I read this on Facebook a few days ago and was wondering, once again, about relationships. Why should the above things be true only in case of the man, the husband? So, does it mean that a woman need not really love the man in her life and need only wait to be loved? Suppose it was posted by a man instead of a woman, words like the 'man' and the associated pronouns would have been replaced by 'woman' and related pronouns. Frankly speaking, not in Arnab Goswami style of course, I feel the onus lies on both the partners. How can love and relationship issues be different from one gender to the other?

'The war of the genders' is a highly misused, and abused, phrase. So are terms like 'love' and 'respect.' I really love, and totally relate to, what Sridevi says in 'English Vinglish' - 'I don't want love. I want respect.' Once both partners learn to respect each other - respect the significant other's opinions, ideas, tastes, likes and dislikes, interests, and passions, love will happen quite naturally. And then the battle of the sexes will end automatically. And naturally! Somehow, I feel, it all boils down to ego which is a deep-rooted emotion and plucking out which takes a lifetime of futile efforts.
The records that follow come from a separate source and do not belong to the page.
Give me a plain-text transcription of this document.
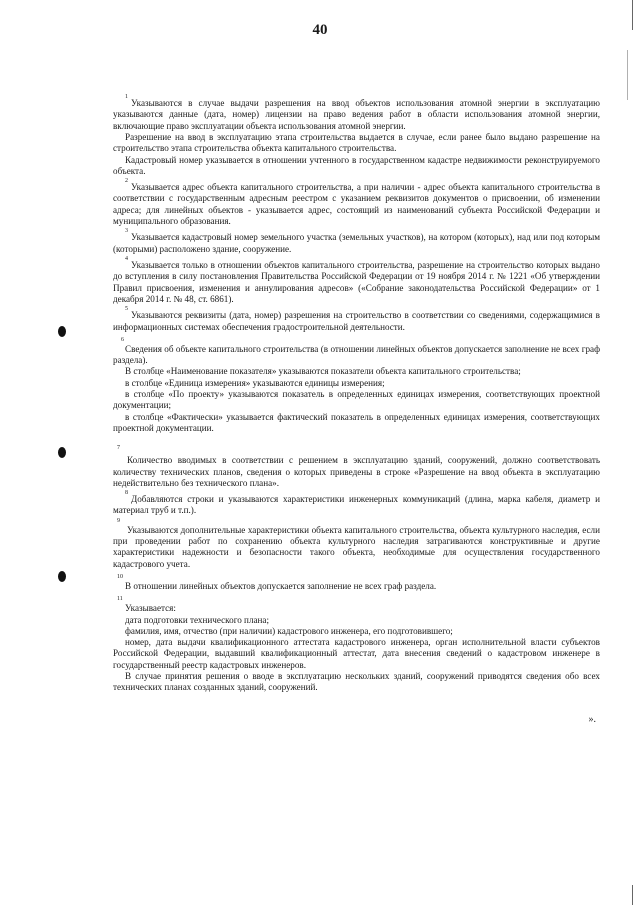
40

$^1$Указываются в случае выдачи разрешения на ввод объектов использования атомной энергии в эксплуатацию указываются данные (дата, номер) лицензии на право ведения работ в области использования атомной энергии, включающие право эксплуатации объекта использования атомной энергии.

Разрешение на ввод в эксплуатацию этапа строительства выдается в случае, если ранее было выдано разрешение на строительство этапа строительства объекта капитального строительства.

Кадастровый номер указывается в отношении учтенного в государственном кадастре недвижимости реконструируемого объекта.

$^2$Указывается адрес объекта капитального строительства, а при наличии - адрес объекта капитального строительства в соответствии с государственным адресным реестром с указанием реквизитов документов о присвоении, об изменении адреса; для линейных объектов - указывается адрес, состоящий из наименований субъекта Российской Федерации и муниципального образования.

$^3$Указывается кадастровый номер земельного участка (земельных участков), на котором (которых), над или под которым (которыми) расположено здание, сооружение.

$^4$Указывается только в отношении объектов капитального строительства, разрешение на строительство которых выдано до вступления в силу постановления Правительства Российской Федерации от 19 ноября 2014 г. № 1221 «Об утверждении Правил присвоения, изменения и аннулирования адресов» («Собрание законодательства Российской Федерации» от 1 декабря 2014 г. № 48, ст. 6861).

$^5$Указываются реквизиты (дата, номер) разрешения на строительство в соответствии со сведениями, содержащимися в информационных системах обеспечения градостроительной деятельности.

6

Сведения об объекте капитального строительства (в отношении линейных объектов допускается заполнение не всех граф раздела).

В столбце «Наименование показателя» указываются показатели объекта капитального строительства;

в столбце «Единица измерения» указываются единицы измерения;

в столбце «По проекту» указываются показатель в определенных единицах измерения, соответствующих проектной документации;

в столбце «Фактически» указывается фактический показатель в определенных единицах измерения, соответствующих проектной документации.

7

Количество вводимых в соответствии с решением в эксплуатацию зданий, сооружений, должно соответствовать количеству технических планов, сведения о которых приведены в строке «Разрешение на ввод объекта в эксплуатацию недействительно без технического плана».

$^8$Добавляются строки и указываются характеристики инженерных коммуникаций (длина, марка кабеля, диаметр и материал труб и т.п.).

9

Указываются дополнительные характеристики объекта капитального строительства, объекта культурного наследия, если при проведении работ по сохранению объекта культурного наследия затрагиваются конструктивные и другие характеристики надежности и безопасности такого объекта, необходимые для осуществления государственного кадастрового учета.

10

В отношении линейных объектов допускается заполнение не всех граф раздела.

11

Указывается:

дата подготовки технического плана;

фамилия, имя, отчество (при наличии) кадастрового инженера, его подготовившего;

номер, дата выдачи квалификационного аттестата кадастрового инженера, орган исполнительной власти субъектов Российской Федерации, выдавший квалификационный аттестат, дата внесения сведений о кадастровом инженере в государственный реестр кадастровых инженеров.

В случае принятия решения о вводе в эксплуатацию нескольких зданий, сооружений приводятся сведения обо всех технических планах созданных зданий, сооружений.

».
Another day, another story, and another perspective:

On the first day of their marriage, wife and husband decided and agreed not to open the door for anyone! On that day, first husband’s parents came to see them, they were behind the door. Husband and the wife looked at each other, husband wanted to open the door, but since they had an agreement he did not open the door, so his parents left. After a while the same day, wife’s parents came, wife and the husband looked at each other and even though they had an agreement, wife with tears on her eyes whispered, I can’t do this to my parents, and she opened the door. Husband did not say anything.

Years passed and they had 4 boys and the fifth child was a girl. The father planned a very big party for the new born baby girl, and he invited everyone over. Later that night his wife asked him what was the reason for such a big celebration for this baby while we did not do it for the others! The Husband simply replied, because she is the one who will open the door for me! Daughters are always so special !!

This story hit me real hard as it was a bit unpalatable to me. Its appeal to me was much different from all the touching/ sentimental comments that flooded the status update. I felt this can be looked at in a different perspective where the moral of the story can be perceived as below:

"The husband changes himself completely for the wife and sacrifices everything (including his own parents) for her sake, in order to keep her happy always. But the wife doesn't really seem to care for him or his parents as much as she does for her own family."

I agree that daughters are extra special... being a daughter myself and a mother of an amazing daughter, at least I should know that daughters are indeed special. But I also know that the world around is cruelly ignorant and our actions can be perceived in so many different ways - highlighting the grey areas especially! This story, to me, is not really a happy one. It's a real sharp comment (probably in the most subtlest possible way) on the sad state of affairs clouding the most amazing institution called marriage! :(

As my husband insists - always - understanding and trust are the keys to a successful marriage. And those are the very same things lacking in marriages these days - and that's probably why so many couples are falling apart. If the husband can support the wife in a joint agreement, I wonder why the wife cannot do the same for him! If the husband is willing to accept his in-laws' family with open arms, why does the wife find it so difficult to do just the same! I always wondered if it has got to do with the mental make-up of both the sexes. And if what everyone says - Men are from Mars and Women are from Venus - is true!

A different day, a new quote, and a newer perspective:

In yet another equally disturbing quote that's doing the rounds on social networking sites, the ultra-modern, educated, economically-independent Netizen women preach that the man shower his love on his wife in abundance "in order to gain their children’s respect. Love your wife, show the children that you care for her! So they’ll learn how to love, and respect women when they grow up!" Or something to that effect! I’d still hold on to my point and say, this is quite so true in case of the woman too! "Show your children how to love and respect the man in your life… and in doing so, you’re doing a favor to your girls by teaching them how to do the same – without bringing in biased concepts like ego, sacrifice, independence, individuality, and so on!"

I’d personally love it if my daughter can punch in the face of the man who troubles her in any way – not to protect her ego or her superiority complex, but only to uphold her self-respect and push her self-confidence level up by a few notches. That’s the positive spirit I’ll try to inculcate in her and make sure, as a woman and as a mother, that she knows how to be feminine without being submissive, how to be a woman without being a feminist, how to be independent without being arrogant, how to be selfish without being mean, and how to be herself without being egoistic…

I hope mothers – everywhere – are listening! Mothers with daughters, mothers with sons, mothers all kind, and mothers from around the world!